OK, the first point isn't entirely true. I'm sure there's a handful of Filipino restaurants in the city, and I've maybe driven by two sit-down Filipino places in my lifetime, both of which I believe are now closed. Because nobody eats at Filipino restaurants. The truth is, most people don't even know what Filipino food is. They might have a Filipino coworker who brings pancit to all the office parties, or a Filipino friend whose mom makes killer lumpia, but that's about it. Otherwise, I can't imagine many people ordering something like peanut ox-tail stew, with a side of shrimp paste, off a menu. I just can't.


There is a Filipino grocery store by my parents' house, however, that serves food. My parents sometimes bring home a dessert, like turon or hopia, but it's never as good as homemade.
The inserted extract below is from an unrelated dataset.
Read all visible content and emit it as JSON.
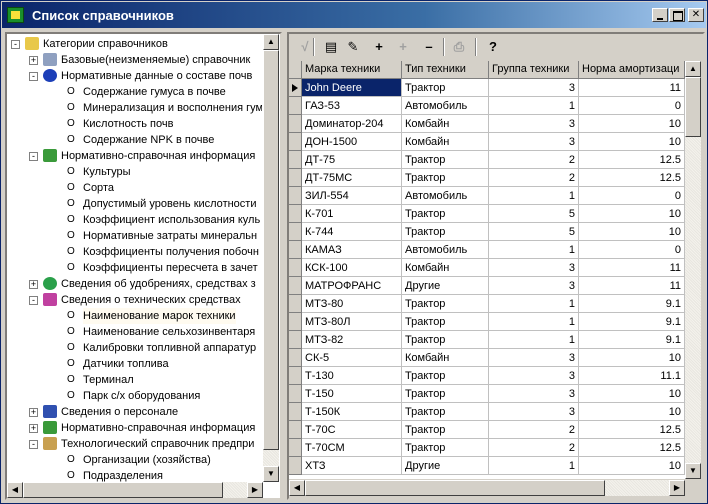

Which brings me to the second reason I don't eat Filipino food at restaurants: My mom can cook it better. I don't order foods at restaurants that I know will just disappoint. So I was pretty disappointed when, a couple of weekends ago, my mom told me she couldn't make pancit palabok for my birthday because she couldn't get the right kind of noodles, so instead she had to buy the palabok at the Filipino store. I suppose it was better than no palabok at all.

The store's version of palabok was plain. It had the right kind of short, thick noodles and the signature, slimy orange coloring, but that was all. No shrimp, no green onions, no crunchy bits of celery, no hard-boiled egg slices, no crushed chicharron topping. We dressed it up a bit with what we had in the kitchen, but it just wasn't the same.


Palabok is one of those dishes that was never included in my mom's weekday meal rotation because it takes a bit of work to make. And it's not like the regular pancit that she makes for parties or dinner guests -- it's more garlicky and has a wetter texture and, well, it's bright orange and is topped with smashed pork rinds. It's one of my Top 5 favorite Filipino dishes, so I felt I had to post the pictures of this less-than-stellar version, even if it's not what I'm used to.

palabok, after.

We still devoured it, though.


  1. Lovely story. I think it is such a high compliment to say you'd rather eat your mom's cooking than anything you could buy - she must love that. (And I feel totally the same about my mom's, BTW.)

    PS: I like the way you're expanding my knowledge of food. You're right - I have never had Filipino food, nor heard of it really until reading here. That's kind of awesome.

  2. PS - I think that LinkWithin thing is too cool and am totally going to use it on my site. I hope you don't mind my copying!!

  3. shanna - it makes me so happy that you enjoy learning about the foods i grew up with! you should really try regular pancit if you ever get the chance -- it's packed with veggies! :)

    as for the linkedwithin thing, don't mind at all. i saw it on someone else's blog and thought it was pretty cool, too.

  4. There isn't a single Filipino restaurant in Mpls/StPaul so I've started learning how to make it all myself. Palabok is my husband's favorite but we've usually had to wait until we visit my sisters in CA before we can indulge again. Sounds like your Mom makes a mean palabok!

  5. tangled noodle - that's awesome that you're learning to make all your favorites yourself. someday i'll learn to make palabok...until then, yes, my mom makes a good one!